Northern Ireland

Sinn Féin hopeful of election ‘hattrick’ amid night of mixed fortunes for unionism

Republicans set to add to assembly and local government election successes with a steady Westminster performance

Sinn Féin's South Down candidate Chris Hazzard. PICTURE: OLIVER MCVEIGH/PA (Oliver McVeigh/Oliver McVeigh/PA Wire)

Sinn Féin were hopeful of emerging with the greatest number of MPs following a night of mixed fortunes for unionism.

The DUP faced the prospect of losing at least two seats, with former Ulster Unionist health minister Robin Swann emerging as a strong favourite to oust sitting MP Paul Girvan in South Antrim, overcoming a majority of 2,689.

Gavin Robinson’s party was also battling to retain Sir Jeffrey Donaldson’s former seat in Lagan Valley where early tallies put Alliance’s Sorcha Eastwood neck-and-neck with Jonathan Buckley.

Who has been elected in Northern Ireland? Full results from Westminster election.

The DUP leader, who succeeded Sir Jeffrey a matter of months ago in controversial circumstances, was also involved in a close contest in East Belfast against his Alliance counterpart Naomi Long.

In an election which fell in the midst of the traditional holiday period, the final turnout figure looked to be below its two immediate predecessors at around 60%.

Sinn Féin, which ran a relatively low key campaign, looked on course to hold all seven of its seats but was expected to fail in an ambitious bid to retake Foyle, where the party triumphed in 2017.

SDLP leader Colum Eastwood appeared likely to retain the seat, albeit with a reduced majority.

North Down
North Down independent candidate Alex Easton. PICTURE: KELVIN BOYES/PRESS EYE

Meanwhile, early speculation that the SDLP would pull off a surprise victory in South Down appeared unfounded, with Sinn Féin’s Chris Hazzard expected to successfully defend the seat for the second time.

The prospects for the SDLP’s Claire Hanna were better in the reconfigured constituency of South Belfast and Mid Down, where tallies indicated a win by a comfortable margin.

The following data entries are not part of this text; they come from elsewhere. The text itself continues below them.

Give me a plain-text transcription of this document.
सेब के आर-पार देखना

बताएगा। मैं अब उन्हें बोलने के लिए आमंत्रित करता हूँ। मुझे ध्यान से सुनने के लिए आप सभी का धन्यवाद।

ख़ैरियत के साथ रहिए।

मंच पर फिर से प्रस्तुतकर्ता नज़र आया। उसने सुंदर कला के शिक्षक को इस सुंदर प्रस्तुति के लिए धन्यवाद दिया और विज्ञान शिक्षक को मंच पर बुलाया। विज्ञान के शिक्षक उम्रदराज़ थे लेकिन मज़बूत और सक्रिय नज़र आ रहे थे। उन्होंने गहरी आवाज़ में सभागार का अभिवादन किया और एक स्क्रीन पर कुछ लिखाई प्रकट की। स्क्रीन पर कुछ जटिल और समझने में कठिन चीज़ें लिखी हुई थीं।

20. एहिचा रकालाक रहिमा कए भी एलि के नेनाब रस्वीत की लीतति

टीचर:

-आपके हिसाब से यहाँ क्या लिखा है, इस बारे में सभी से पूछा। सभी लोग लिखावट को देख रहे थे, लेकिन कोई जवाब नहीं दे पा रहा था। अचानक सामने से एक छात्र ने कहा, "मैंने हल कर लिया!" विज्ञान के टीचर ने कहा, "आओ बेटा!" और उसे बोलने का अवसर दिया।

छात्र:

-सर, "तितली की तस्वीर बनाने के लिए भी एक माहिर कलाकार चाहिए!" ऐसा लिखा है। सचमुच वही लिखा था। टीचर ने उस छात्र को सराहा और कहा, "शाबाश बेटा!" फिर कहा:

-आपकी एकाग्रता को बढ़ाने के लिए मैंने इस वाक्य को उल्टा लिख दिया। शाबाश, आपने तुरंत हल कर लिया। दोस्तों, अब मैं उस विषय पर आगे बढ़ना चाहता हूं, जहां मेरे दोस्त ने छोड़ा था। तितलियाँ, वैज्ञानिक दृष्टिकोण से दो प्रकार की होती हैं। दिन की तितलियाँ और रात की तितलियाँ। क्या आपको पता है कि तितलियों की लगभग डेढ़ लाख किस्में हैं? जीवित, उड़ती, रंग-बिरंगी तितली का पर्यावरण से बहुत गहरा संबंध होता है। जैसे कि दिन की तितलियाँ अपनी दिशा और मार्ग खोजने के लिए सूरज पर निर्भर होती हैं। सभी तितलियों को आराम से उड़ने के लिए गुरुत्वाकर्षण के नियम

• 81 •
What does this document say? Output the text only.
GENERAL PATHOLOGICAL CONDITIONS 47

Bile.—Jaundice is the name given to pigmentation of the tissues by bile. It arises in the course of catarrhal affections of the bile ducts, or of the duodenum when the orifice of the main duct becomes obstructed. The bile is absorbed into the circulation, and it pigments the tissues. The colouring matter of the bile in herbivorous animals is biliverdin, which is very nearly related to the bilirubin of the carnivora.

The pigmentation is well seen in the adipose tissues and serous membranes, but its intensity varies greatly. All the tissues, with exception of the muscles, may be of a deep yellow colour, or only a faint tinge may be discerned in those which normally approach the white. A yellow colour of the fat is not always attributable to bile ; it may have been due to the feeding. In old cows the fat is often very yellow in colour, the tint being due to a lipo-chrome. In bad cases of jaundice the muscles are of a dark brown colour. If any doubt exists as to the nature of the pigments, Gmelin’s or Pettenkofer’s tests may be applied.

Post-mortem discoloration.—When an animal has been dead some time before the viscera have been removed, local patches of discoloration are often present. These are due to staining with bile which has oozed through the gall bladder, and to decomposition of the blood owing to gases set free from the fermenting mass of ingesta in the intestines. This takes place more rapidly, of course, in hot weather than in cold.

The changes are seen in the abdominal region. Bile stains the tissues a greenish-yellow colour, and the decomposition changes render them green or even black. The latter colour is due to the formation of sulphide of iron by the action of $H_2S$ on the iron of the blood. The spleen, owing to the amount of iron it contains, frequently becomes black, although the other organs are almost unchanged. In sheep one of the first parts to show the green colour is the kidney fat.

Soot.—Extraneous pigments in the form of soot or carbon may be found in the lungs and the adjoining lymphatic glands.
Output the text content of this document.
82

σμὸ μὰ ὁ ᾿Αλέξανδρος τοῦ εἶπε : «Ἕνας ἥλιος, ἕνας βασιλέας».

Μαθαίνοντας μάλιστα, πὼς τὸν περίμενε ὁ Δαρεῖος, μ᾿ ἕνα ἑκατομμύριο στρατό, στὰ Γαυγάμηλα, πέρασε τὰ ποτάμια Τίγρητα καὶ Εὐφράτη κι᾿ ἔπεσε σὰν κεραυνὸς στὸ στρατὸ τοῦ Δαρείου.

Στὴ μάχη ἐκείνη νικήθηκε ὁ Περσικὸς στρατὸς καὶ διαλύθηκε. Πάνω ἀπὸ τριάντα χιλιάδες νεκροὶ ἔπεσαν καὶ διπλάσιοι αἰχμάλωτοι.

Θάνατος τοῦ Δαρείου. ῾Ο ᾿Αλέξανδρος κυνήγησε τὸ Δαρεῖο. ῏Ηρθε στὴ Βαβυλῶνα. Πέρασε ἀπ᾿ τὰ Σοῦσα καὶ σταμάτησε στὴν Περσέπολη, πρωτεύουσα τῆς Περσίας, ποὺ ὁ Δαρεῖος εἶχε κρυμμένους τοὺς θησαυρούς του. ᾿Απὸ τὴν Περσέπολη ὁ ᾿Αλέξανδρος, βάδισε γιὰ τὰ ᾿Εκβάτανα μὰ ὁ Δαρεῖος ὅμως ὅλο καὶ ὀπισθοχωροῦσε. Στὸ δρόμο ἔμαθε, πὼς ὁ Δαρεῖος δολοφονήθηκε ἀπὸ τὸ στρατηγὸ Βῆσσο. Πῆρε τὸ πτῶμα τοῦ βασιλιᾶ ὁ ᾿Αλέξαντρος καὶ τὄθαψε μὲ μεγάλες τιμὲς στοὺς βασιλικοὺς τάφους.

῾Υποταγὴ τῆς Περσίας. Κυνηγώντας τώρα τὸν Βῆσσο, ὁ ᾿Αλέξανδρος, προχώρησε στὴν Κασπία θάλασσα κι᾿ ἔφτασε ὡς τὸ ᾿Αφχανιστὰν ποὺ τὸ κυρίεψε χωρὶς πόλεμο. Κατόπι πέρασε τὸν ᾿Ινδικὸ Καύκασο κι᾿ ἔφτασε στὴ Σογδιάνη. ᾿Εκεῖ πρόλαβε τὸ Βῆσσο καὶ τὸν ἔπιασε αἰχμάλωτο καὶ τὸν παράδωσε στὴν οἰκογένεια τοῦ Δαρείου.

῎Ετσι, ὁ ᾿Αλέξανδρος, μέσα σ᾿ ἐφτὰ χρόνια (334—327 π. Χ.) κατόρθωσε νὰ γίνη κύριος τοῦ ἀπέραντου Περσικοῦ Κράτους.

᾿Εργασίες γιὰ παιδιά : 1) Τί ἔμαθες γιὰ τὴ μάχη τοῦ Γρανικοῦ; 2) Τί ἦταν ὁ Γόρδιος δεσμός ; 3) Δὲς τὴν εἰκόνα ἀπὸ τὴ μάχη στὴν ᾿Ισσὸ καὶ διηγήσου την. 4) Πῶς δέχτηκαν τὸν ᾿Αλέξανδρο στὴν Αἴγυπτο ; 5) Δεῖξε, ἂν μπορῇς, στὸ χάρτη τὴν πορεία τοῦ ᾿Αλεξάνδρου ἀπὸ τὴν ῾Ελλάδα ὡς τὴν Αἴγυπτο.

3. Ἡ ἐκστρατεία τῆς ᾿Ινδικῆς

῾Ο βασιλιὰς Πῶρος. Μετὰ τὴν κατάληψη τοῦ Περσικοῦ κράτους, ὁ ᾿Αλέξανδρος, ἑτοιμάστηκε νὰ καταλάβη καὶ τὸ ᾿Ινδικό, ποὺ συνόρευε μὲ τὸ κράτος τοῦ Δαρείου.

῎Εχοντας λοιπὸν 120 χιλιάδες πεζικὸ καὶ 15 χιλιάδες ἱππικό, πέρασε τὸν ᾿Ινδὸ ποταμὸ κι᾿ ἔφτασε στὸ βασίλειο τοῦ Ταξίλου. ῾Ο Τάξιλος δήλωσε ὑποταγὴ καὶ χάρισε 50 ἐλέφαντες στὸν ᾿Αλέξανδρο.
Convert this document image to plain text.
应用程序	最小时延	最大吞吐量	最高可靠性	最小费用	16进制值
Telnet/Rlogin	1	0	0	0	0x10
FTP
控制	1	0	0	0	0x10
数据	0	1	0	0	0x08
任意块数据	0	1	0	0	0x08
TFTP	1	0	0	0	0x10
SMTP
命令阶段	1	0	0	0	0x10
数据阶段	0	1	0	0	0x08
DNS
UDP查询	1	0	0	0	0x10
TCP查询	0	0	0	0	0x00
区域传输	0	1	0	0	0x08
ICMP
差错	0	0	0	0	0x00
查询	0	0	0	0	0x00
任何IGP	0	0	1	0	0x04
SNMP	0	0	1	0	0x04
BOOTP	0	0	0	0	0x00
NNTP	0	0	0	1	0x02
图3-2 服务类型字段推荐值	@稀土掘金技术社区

While Alliance supporters in Lagan Valley were buoyant, the mood among their North Down counterparts was much more subdued.

Ulster Unionist candidate Tim Collins conceded defeat soon after the polls closed, while former DUP MLA-turned-independent Alex Easton was upbeat about his prospects of defeating Alliance deputy leader Stephen Farry.

“People in North Down don’t want someone who doesn’t live in Northern Ireland, they want a homegrown boy, they are interested in local politics, they are not interested in cutting VAT, they are not interested in international affairs - they are interested in potholes and hedges,” said the former British Army colonel.

At 2am in Fermanagh-South Tyrone, the most marginal seat going into the election with just 57 votes separating the candidates in 2019, it was unclear whether former nursing union boss Pat Cullen would prevail.

There were concerns that Ms Cullen, fighting her first election and coming from outside constituency, would fail to attract a personal vote to match her predecessor Michelle Gildernew.

Elsewhere Sinn Féin looked in a stronger position in the remainder of the seven seats they began with, including North Belfast and Mid Ulster.

DUP veteran Sammy Wilson was confident he would retain his East Antrim seat though with a dented majority.

“My majority at the moment is over 6,000 – it may be lower because of the lower turnout and the challenge from the TUV candidate,” he said.

Asked about the threat from the Alliance Party’s Danny Donnelly, Mr Wilson said: “I think it will be a scrabble between Danny Donnelly and the Ulster Unionists as to who comes second.

“Alliance came second last time, and I expect they will do so again.”

Meanwhile, first results in Britain showed Labour on course to secure a significant parliamentary majority.

Early declarations on what was being billed as a historic night suggested the curtain was coming down conclusively on 14 years of Tory rule, with Sir Keir Starmer widely earmarked to lead the next government.

Polling indicated Labour would more than double its number of seats, while the Conservatives’ vote was expected to collapse.